On Monday, the Macalope took exception to a piece by Southern California Public Radio's Matthew DeBord on how the iPhone 5 was five inches of fail in a 4-inch phone. Now DeBord has fired back with "3 reasons why the iPhone 5 will still fail."
Sigh. Is this going to be a thing, Matthew? People are going to talk.
I prefaced it all by stressing that I was taking a contrarian position, but I got called out big time for my contrarianism, both in the comments and, more recently, by the Macalope over at Macworld.
Well, saying you're being a contrarian doesn't inure you from criticism. Being a contrarian means you take an opinion contrary to popular belief, not one contrary to all evidence.
Now, if you had said it was parody, well, that would have made more sense.
The Macalope then sets about dismantling my Fail! arguments. The thread of reasoning that undergirds it all is that the iPhone 5 won't fail because the iPhone 4S wasn't failing. All the stuff that Apple was being urged to do with the iPhone 5 was kinda sorta unnecessary because the iPhone 4S was still plenty popular. They didn't even need the stinkin' iPhone 5!
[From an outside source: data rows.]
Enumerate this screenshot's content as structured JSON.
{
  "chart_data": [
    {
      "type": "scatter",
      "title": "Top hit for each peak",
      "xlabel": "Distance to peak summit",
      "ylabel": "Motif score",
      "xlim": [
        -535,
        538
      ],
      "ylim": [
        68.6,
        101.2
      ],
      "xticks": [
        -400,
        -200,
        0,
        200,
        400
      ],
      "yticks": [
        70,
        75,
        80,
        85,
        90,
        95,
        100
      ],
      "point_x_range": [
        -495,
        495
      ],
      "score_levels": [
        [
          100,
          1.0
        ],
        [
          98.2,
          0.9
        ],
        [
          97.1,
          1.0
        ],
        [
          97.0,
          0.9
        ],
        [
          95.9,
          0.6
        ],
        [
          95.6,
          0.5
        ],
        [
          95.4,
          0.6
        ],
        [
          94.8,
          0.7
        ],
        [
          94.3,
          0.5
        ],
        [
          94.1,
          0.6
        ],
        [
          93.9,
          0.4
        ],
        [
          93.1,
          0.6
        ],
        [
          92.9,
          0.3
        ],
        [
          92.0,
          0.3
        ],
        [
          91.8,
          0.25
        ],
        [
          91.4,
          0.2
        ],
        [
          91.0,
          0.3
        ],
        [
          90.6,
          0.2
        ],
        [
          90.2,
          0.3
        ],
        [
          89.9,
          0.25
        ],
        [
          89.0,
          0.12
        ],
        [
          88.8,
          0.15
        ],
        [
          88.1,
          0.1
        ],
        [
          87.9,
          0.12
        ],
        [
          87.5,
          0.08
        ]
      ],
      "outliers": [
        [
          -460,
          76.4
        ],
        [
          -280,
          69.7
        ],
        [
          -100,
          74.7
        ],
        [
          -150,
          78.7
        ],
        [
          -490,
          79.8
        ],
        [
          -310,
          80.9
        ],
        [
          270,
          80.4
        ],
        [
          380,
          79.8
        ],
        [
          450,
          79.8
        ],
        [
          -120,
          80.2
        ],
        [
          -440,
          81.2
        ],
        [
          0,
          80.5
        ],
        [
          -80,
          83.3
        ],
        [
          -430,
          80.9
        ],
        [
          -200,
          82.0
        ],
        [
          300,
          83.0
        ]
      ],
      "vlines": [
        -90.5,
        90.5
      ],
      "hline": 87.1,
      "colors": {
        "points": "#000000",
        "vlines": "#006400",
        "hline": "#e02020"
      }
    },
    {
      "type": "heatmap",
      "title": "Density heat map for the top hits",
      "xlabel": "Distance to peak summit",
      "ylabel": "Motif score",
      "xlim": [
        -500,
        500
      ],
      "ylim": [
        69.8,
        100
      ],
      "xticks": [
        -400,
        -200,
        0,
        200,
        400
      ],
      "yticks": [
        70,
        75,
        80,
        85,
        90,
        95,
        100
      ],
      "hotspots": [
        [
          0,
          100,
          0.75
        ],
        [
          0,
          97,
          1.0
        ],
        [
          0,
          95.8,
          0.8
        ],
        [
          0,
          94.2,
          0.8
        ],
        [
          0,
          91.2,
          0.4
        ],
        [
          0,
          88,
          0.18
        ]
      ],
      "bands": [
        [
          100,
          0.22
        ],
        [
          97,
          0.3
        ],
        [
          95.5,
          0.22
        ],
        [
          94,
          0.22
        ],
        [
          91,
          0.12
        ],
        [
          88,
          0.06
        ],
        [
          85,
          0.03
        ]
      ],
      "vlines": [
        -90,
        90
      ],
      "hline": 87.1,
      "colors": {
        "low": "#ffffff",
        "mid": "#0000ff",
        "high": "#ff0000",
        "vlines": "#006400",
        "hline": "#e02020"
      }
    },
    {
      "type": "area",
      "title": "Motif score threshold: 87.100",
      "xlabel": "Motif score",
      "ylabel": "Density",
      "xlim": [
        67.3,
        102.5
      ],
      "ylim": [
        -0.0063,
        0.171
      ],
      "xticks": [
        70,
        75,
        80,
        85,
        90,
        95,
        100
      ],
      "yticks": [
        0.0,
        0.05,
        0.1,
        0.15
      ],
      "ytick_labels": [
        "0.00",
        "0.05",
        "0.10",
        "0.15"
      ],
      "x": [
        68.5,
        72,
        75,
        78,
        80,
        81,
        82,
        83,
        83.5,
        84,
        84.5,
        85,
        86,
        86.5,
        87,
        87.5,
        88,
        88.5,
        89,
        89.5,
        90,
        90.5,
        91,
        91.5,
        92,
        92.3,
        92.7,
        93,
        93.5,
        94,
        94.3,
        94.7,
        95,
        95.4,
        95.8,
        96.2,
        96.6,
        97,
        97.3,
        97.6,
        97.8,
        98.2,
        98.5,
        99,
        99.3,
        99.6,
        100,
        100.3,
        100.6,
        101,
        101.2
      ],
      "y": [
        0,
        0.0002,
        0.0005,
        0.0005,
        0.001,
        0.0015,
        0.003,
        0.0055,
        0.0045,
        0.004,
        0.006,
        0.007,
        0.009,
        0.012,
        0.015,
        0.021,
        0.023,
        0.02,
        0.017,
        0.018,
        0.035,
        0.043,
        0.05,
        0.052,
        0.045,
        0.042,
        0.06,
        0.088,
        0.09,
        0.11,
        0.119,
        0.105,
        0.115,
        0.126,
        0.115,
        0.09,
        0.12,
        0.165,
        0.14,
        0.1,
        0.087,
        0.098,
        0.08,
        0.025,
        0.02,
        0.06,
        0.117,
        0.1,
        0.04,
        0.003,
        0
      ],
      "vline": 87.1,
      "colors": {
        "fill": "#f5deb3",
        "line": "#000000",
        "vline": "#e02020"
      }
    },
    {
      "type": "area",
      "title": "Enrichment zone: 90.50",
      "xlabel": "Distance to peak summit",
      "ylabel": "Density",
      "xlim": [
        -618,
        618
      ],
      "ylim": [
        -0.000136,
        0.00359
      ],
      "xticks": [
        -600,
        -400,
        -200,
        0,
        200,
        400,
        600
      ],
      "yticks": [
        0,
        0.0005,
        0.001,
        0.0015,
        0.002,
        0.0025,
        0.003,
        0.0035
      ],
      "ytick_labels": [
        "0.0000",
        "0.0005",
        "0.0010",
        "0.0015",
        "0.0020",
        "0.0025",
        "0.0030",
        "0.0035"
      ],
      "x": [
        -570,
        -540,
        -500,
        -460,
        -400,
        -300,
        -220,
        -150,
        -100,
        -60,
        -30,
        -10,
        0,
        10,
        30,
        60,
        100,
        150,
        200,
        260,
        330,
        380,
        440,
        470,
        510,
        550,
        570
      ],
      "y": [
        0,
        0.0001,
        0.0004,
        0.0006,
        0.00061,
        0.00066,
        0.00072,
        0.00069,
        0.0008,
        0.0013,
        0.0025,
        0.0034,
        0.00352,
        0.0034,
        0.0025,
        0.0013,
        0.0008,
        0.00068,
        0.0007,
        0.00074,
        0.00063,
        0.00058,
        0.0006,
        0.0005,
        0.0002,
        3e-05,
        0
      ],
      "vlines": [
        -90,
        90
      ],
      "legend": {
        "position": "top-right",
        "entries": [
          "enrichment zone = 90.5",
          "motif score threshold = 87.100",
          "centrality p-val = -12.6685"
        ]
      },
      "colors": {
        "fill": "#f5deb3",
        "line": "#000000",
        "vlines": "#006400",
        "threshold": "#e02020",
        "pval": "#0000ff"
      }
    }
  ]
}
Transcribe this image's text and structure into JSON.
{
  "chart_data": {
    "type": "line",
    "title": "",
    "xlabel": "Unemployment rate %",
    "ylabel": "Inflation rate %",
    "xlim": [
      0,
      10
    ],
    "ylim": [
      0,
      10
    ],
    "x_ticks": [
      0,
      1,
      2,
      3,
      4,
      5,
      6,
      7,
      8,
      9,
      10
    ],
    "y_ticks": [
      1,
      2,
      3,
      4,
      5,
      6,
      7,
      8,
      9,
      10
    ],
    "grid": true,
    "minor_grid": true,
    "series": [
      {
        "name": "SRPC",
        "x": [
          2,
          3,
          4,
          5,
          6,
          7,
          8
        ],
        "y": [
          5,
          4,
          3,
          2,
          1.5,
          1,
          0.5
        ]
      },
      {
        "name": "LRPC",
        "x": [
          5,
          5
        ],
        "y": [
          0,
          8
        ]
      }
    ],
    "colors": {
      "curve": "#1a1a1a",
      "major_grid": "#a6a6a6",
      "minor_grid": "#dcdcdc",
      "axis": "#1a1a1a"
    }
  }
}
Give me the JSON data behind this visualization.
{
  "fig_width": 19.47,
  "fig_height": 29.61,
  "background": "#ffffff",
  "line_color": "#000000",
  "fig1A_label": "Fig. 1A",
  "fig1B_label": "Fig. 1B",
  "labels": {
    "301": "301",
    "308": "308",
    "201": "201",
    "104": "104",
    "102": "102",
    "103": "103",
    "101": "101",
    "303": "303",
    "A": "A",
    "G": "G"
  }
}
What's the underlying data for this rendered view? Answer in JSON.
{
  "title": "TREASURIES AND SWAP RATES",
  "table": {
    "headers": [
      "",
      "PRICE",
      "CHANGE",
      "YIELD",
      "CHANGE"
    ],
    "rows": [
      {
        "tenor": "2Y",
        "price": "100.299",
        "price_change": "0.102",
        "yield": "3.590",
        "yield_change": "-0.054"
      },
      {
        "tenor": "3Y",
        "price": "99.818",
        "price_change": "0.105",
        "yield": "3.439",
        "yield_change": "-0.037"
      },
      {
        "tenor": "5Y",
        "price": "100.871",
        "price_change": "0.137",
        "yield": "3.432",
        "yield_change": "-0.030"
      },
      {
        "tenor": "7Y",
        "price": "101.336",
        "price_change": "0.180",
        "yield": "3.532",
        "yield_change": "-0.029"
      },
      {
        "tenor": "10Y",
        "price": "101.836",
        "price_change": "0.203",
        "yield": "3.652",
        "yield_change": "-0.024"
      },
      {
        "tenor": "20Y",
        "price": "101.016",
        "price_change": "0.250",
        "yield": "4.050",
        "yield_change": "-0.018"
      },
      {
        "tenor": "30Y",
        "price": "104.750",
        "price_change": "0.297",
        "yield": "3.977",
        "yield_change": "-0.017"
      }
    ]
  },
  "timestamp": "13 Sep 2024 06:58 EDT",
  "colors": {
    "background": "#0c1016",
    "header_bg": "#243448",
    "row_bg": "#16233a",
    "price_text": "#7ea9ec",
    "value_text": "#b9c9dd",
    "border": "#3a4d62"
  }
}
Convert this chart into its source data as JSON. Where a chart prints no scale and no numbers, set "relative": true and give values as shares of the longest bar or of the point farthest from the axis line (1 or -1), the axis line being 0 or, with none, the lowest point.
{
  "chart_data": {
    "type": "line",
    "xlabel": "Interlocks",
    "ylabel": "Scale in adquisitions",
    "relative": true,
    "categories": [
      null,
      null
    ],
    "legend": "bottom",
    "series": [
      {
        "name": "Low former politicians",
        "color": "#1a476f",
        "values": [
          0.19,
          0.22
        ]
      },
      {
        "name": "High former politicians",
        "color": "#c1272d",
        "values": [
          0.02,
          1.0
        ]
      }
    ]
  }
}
The Macalope doesn't quite agree with your summarization of his argument--the point was more that people have said every iPhone since 2007 would fail and here we are, but let's let that lie and proceed to fresher, more happenin' material than this moldy stuff from earlier this week.
Nevertheless, there remain reasons why the Apple iPhone 5 could fail:
Ah! Now we're at "could"! See, Matthew, "could" is different than "will," which is not only what you said previously but what's in your headline. Really. Those words have different meanings. You can look them up.
It won't make the big fourth quarter number.
DeBord calls Apple's record-breaking pre-orders a "neat trick" and notes:
A stunning debut won't matter if Apple doesn't take it to the finish line. That's where markets are looking for growth, and for Apple, the bar is high here.
Well, sure, but record pre-orders is still a positive early indicator and the markets sure seem pretty optimistic. It's possible sales could plummet after the launch, but the horny one sees no reason why the iPhone 5 won't be a hot holiday item.
Also, let's remember the iPhone 4 which is now "free." It is, of course, not really free, you just don't pay up front for it. Apple still makes money on it and it and the now cheaper iPhone 4S still count as iPhone sales.
iPhone 5 users will be stuck with a behind-the-curve phone for 2 years.